Damit würden sich zwar die sicherlich richtig beschriebenen Problemlagen an der Schule nicht ändern, aber die Frage der Interpretation würde anders gestellt. Es ginge nicht nur um das Scheitern einer multikulturellen Gesellschaft oder um das Zusammenleben verschiedener Nationen, sondern um die Diskriminierung und die verpassten Chancen von Jugendlichen in einem Berliner Stadtteil. Dieser Aspekt wird im zweiten Teil des Briefes der Lehrer angesprochen und mit einem Handlungsvorschlag verbunden:
Der Intensivtäter wird zum Vorbild. Es gibt für sie in der Schule keine positiven Vorbilder. Sie sind unter sich und lernen Jugendliche, die anders leben, gar nicht kennen. Hauptschule isoliert sie, sie fühlen sich ausgesondert und benehmen sich entsprechend. Deshalb kann jede Hilfe für unsere Schule nur bedeuten, die aktuelle Situation erträglicher zu machen. Perspektivisch muss die Hauptschule in dieser Zusammensetzung aufgelöst werden zu Gunsten einer neuen Schulform mit gänzlich neuer Zusammensetzung.
Es geht um die Frage, wie lange sich Deutschland ein dreigliedriges Schulsystem noch leisten kann und will. Schließlich wurde dem Land erst vor wenigen Wochen vom UN-Sondeberichterstattung für Bildung bestätigt, dass dieses Schulsystem das Menschenrecht auf Bildung in Deutschland verletzt. "Eine Schulform-Aufteilung bereits von zehnjährigen Kindern gibt es nur noch in Deutschland und Österreich.“ In allen anderen Staaten gehen die Kinder länger gemeinsam zur Schule. "Ich habe das Gefühl, dass sich das deutsche Bildungssystem nicht darauf konzentriert, alle einzubeziehen, sondern dass es eher Trennungen schafft", sagte der UN-Experte (vgl. Die Karten werden neu gemischt).
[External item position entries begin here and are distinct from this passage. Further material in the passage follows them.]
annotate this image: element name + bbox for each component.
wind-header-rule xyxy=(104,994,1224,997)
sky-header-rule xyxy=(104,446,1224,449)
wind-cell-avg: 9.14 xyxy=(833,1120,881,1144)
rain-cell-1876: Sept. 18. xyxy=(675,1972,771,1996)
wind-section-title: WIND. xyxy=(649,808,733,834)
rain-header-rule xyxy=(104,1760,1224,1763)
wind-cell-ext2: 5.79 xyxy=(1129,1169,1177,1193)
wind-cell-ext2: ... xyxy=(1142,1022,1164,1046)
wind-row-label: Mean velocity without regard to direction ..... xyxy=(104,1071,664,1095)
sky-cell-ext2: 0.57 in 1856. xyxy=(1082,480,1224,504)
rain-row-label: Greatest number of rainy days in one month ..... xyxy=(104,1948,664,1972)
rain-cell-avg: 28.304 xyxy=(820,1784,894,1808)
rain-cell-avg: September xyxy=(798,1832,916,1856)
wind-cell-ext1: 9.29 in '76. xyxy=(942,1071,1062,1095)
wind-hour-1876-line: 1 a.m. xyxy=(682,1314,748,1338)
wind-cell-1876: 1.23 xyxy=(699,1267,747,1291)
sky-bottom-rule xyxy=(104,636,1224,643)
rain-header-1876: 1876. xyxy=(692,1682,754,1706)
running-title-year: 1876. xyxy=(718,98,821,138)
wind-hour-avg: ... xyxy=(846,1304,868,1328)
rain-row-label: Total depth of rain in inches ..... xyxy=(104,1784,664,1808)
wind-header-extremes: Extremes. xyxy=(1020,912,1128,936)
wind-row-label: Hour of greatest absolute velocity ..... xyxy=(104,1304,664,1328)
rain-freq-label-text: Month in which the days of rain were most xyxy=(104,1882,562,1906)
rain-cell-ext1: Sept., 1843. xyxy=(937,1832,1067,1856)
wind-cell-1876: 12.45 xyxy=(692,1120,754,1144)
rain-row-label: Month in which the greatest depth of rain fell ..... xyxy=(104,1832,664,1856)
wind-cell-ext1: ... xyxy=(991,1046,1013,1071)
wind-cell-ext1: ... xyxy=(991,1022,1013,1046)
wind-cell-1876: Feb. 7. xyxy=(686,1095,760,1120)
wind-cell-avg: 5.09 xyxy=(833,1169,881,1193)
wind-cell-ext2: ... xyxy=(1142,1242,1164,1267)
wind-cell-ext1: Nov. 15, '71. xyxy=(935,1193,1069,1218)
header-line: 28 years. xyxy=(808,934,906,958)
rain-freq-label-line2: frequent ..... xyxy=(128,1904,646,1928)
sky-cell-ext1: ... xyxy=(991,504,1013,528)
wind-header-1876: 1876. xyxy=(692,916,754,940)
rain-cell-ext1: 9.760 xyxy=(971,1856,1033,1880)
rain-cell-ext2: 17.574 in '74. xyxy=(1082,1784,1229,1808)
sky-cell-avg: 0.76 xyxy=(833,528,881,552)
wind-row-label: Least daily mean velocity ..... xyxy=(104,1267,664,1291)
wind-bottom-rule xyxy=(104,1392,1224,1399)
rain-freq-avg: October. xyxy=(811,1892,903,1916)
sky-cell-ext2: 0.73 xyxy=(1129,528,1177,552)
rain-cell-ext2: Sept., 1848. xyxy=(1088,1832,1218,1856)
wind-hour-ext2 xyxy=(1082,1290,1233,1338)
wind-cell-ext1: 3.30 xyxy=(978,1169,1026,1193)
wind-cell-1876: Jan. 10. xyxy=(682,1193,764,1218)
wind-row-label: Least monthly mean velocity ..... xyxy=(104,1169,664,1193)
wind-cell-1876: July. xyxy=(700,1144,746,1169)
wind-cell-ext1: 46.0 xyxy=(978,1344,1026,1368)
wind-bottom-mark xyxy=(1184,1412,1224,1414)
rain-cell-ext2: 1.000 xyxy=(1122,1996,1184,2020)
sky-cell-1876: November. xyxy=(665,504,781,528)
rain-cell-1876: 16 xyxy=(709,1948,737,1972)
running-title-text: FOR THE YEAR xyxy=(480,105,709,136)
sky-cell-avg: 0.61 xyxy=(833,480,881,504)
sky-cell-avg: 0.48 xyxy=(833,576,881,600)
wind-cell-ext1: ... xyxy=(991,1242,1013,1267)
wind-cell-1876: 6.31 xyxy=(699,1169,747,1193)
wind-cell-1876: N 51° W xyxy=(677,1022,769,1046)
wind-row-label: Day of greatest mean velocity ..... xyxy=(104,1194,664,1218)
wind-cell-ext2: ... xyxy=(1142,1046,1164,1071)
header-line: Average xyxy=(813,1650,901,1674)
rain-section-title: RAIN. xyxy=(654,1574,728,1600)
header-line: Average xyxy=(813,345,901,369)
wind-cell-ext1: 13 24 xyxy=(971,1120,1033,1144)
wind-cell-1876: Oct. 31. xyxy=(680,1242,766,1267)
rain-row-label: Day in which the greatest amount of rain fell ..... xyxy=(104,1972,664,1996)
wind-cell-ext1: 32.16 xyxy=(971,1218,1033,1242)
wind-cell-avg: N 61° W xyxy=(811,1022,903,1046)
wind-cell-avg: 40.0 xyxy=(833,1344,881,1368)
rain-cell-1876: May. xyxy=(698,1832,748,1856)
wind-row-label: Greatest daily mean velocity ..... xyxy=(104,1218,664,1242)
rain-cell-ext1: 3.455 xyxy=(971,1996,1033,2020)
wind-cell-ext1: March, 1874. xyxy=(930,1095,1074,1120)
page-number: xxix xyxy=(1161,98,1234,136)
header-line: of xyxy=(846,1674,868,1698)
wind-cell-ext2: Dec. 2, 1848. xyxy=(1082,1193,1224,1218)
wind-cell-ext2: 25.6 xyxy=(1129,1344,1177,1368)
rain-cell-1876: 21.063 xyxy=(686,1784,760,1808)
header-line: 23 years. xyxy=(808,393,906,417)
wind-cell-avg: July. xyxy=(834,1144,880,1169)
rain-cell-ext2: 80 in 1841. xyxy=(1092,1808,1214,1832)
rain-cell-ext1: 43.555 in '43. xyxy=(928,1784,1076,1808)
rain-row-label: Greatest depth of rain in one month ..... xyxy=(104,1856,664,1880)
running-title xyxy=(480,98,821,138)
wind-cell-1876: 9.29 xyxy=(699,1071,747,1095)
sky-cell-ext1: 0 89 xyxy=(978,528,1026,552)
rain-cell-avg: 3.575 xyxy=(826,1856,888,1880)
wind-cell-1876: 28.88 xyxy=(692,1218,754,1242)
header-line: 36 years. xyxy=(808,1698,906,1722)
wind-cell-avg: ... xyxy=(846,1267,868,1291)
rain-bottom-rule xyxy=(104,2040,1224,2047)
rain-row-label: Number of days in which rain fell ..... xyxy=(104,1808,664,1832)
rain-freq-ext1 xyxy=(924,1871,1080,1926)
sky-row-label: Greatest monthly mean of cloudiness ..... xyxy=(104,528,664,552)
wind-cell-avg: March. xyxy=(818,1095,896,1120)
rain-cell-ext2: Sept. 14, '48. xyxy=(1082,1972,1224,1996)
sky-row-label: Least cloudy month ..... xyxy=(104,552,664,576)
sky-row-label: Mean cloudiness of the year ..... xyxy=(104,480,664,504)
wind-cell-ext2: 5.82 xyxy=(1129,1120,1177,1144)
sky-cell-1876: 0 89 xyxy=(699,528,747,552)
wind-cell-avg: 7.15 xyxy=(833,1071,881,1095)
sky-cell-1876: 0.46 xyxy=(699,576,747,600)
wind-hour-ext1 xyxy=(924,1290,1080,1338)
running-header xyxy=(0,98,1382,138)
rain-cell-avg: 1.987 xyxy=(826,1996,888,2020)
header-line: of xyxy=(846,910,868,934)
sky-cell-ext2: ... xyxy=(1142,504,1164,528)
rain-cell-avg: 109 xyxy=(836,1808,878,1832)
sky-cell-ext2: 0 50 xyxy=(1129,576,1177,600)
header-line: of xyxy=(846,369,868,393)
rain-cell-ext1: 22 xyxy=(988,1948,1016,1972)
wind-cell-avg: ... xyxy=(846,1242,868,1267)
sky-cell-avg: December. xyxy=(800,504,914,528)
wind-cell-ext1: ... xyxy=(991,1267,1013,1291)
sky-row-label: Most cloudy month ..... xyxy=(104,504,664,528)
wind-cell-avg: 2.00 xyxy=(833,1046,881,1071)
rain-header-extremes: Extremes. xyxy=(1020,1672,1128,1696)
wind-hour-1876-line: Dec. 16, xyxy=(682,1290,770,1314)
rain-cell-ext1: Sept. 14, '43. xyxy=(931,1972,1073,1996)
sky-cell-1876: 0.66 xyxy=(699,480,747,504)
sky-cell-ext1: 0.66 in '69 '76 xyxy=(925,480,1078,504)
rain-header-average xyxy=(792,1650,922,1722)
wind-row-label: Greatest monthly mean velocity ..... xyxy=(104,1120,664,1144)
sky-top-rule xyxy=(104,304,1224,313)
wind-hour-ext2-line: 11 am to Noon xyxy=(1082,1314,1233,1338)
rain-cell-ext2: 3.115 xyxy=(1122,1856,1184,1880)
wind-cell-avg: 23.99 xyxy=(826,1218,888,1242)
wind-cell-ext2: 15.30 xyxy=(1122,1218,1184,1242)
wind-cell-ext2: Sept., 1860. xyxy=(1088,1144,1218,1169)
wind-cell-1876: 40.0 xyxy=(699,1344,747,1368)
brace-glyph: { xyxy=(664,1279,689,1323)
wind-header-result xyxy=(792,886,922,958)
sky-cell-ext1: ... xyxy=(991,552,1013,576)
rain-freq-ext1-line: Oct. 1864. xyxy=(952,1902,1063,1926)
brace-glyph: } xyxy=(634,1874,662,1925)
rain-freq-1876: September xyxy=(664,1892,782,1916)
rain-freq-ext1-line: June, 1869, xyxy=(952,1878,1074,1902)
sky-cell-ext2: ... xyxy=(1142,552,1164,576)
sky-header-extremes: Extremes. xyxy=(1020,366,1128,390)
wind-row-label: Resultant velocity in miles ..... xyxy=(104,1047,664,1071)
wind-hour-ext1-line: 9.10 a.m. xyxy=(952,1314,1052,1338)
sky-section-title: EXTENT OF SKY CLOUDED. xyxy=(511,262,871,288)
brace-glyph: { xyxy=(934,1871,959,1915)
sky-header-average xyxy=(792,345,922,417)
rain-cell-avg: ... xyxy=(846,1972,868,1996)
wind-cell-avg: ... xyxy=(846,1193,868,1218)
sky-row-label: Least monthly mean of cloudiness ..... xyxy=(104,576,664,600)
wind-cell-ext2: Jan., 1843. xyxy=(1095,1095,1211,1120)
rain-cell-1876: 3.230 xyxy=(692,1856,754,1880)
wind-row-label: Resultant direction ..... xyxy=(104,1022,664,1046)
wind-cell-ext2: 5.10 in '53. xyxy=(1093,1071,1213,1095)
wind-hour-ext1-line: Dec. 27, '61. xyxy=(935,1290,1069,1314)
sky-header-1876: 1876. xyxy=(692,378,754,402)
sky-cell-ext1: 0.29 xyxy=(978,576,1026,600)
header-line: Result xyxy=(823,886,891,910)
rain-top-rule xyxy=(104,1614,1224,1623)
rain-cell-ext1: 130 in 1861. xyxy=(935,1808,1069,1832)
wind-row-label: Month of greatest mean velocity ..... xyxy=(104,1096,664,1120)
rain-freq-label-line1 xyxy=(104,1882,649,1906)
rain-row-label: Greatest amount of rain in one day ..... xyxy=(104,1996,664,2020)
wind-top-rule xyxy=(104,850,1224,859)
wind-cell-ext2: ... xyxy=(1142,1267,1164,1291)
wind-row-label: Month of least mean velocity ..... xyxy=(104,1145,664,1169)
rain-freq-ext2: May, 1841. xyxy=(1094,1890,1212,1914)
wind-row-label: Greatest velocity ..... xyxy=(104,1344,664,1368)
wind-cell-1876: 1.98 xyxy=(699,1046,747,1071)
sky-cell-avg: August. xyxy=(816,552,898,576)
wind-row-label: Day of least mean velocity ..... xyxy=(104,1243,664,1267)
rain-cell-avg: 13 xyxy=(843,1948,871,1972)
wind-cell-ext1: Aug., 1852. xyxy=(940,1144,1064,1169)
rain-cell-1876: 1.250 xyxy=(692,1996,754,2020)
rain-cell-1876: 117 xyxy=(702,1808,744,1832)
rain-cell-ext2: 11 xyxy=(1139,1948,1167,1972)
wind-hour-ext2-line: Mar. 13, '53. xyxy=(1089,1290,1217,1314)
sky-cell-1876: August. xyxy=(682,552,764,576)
Gerade die Hauptschule wird in den Zeiten von Massenarbeitslosigkeit und prekären Lebensverhältnissen zum Inbegriff der verlorenen Generation. Fast jeder weiß, dass es Jobs für Hauptschulabgänger kaum gibt. Die Motivation etwas zu lernen, sinkt natürlich auf den Nullpunkt, wenn man keine Perspektive für sich sieht. Hier gibt es auch die Parallelen zu den Jugendlichen in den französischen Vorstädten, die schon durch ihren Wohnort von vielen Jobs und der Teilhabe an der Gesellschaft ausgeschlossen sind. Insofern ist die Warnung der Leiterin der Rütli-Schule, dass auch Neukölln mal brennen könnte, nicht ganz aus der Luft gegriffen.
Eine solche Entwicklung könnte beschleunigt werden, wenn die Debatte ethnisiert wird und den betroffenen Jugendlichen weiterhin keine Chancen für ihr Leben geboten, dafür aber noch dafür weitere Kontrollen auferlegt werden. Die Polizeiposten vor den Schulen deuten schon in die Richtung. Weitere Kontrollen in den Jugendzentren und an anderen Aufenthaltsorten der Heranwachsenden werden schon diskutiert. Wer Filme über das Leben in den französischen Banlieues wie "La Haine" gesehen hat, weiß um die Folgen.
Nötig wäre hingegen eine gesellschaftliche Debatte über die zunehmende Ausgrenzung von Menschen. Davon sind beispielsweise in Stadtteilen wie Neukölln längst nicht nur Jugendliche betroffen. Wer gesehen hat, welche Szenen sich tagtäglich vor dem Jobcenter Neukölln abspielen, weiß, dass Menschen aller Altersstufen in dem Stadtteil ums Überleben kämpfen müssen. Solange die Debatte ethnisiert wird und von Problemen nichtdeutscher Jugendlicher geredet wird, muss man nicht über Armut in Deutschland, über fehlende gesellschaftliche Partizipation breiter Teile der Bevölkerung und ein anachronistisches Schulsystems reden. Solange aber wird sich wenig ändern und es wird noch viele weitere Rütli-Schulen samt der ritualisierten Empörung darüber geben.